Molti giovani figli di dentisti vengono spinti a seguire le orme paterne. In fondo la professione del padre è una specie di apripista. Un figlio d’arte promette bene, ed è difficile che sbagli avendo un esempio in casa. I margini di errore sono pochi. Dove si gira ci sono libri adatti a tale studio. In alcuni casi il giovane si ritrova uno studio già avviato con tanto di clienti. Non può scoraggiarsi ha già tutto pronto. L’eredità è importante, può accumulare facilmente successi. Molti accolgono il progetto con entusiasmo pieno. Alcuni però, più deboli,  si vede chiaramente che lo fanno solo per sbarcare il lunario e per non contraddire i genitori. Si sono trovati in mezzo per combinazione ma non amano quella attività. Allora per tirarsi su, per essere sempre all’altezza delle aspettative , senza dover rinunciare, per essere sempre pronti e vivaci ricorrono ad alcuni espedienti come l’uso di fumo e sostanze varie.

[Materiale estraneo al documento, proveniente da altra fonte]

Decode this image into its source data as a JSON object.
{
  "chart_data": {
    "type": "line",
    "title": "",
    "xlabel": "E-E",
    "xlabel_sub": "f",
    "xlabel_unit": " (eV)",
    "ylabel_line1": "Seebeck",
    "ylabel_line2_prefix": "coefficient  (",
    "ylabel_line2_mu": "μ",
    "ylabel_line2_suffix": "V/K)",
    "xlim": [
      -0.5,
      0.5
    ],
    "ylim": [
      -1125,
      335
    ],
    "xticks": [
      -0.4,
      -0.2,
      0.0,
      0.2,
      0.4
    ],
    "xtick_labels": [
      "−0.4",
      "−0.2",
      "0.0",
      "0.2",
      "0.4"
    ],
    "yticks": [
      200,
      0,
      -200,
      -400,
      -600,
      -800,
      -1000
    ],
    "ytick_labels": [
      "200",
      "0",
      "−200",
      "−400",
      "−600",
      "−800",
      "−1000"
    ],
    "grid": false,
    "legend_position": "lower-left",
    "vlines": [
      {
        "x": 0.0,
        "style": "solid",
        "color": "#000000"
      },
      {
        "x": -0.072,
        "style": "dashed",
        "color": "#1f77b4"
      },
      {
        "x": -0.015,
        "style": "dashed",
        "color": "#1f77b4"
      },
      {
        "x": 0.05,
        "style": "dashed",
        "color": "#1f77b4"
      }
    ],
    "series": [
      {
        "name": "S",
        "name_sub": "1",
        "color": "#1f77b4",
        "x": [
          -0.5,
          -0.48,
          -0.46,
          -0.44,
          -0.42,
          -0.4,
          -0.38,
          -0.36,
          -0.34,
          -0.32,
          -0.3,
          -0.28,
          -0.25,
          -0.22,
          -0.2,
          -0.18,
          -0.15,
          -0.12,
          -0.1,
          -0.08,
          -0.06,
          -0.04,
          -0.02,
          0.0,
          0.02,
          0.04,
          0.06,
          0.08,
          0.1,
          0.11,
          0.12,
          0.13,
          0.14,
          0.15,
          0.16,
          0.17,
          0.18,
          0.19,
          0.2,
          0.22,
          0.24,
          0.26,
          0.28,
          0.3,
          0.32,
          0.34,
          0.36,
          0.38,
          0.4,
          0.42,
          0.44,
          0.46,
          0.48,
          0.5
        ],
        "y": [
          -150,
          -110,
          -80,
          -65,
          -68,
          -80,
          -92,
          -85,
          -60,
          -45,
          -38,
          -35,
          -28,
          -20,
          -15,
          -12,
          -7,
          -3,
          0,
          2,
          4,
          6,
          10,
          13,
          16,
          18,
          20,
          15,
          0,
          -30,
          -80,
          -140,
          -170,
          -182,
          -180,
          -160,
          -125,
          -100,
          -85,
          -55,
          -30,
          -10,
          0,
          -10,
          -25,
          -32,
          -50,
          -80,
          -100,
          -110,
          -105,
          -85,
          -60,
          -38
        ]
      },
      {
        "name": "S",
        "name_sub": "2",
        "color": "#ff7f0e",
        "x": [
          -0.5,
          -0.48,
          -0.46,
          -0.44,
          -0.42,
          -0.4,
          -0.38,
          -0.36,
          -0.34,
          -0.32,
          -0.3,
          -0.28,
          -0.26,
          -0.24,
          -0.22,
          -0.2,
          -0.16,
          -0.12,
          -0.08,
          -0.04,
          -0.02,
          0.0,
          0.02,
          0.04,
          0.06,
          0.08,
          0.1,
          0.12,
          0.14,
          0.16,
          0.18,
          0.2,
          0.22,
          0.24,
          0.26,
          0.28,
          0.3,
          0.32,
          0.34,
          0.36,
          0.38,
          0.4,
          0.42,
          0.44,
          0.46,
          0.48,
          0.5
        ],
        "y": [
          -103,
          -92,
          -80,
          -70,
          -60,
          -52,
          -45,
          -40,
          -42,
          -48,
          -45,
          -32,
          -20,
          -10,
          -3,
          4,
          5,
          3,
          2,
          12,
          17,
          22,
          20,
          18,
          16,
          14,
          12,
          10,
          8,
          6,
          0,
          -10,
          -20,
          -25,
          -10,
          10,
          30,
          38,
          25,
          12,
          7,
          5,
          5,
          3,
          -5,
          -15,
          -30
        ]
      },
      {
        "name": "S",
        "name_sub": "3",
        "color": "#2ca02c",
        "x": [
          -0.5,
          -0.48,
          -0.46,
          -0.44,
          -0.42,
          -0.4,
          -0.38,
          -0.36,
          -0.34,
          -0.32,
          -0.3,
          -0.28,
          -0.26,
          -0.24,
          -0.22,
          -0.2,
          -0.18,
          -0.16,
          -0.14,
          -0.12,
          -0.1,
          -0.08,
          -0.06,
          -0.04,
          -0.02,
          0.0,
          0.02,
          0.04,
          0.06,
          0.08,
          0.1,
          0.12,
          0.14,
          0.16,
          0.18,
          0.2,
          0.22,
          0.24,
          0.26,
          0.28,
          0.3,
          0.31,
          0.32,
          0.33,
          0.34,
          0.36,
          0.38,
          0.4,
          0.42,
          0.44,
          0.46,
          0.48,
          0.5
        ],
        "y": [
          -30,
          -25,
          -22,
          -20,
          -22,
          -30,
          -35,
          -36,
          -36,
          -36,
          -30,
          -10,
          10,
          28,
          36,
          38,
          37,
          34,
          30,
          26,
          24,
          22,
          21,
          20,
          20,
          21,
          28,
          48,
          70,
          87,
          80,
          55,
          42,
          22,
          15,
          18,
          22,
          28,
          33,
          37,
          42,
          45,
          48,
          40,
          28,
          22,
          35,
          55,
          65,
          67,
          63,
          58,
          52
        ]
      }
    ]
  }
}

Negli ultimi tempi si vedono sempre più dentisti giovani, figli del padre, che dividono magari lo studio con il genitore, con gli occhi fissi nel vuoto, tristi e sperduti che cercano di essere perfetti e attenti. Ogni tanto sembrano più efficienti, magari per l’uso di stimolanti, ma incappano in alcuni errori. Sono infatti aumentati negli studi dentistici i comportamenti scorretti, le mancanze di rispetto verso gli anziani, le molestie verso le giovani donne clienti, le offese e le parole a vanvera . Infatti ci sono alcune sostanze che stimolano la libido. Il quadro si complica quando scompare l’educazione.

Ci rattrista pensare come certi giovani si siano ridotti. Ogni volta abbiamo il presentimento di essere caduti in mani sbagliate. I padri dentisti  ovviamente non si accorgono di nulla o fingono e si guardano trionfanti il loro virgulto, ormai divenuto esperto in materia, almeno secondo il loro giudizio, non della clientela.  Molti clienti sono costretti a ricorrere alle cure di altri medici.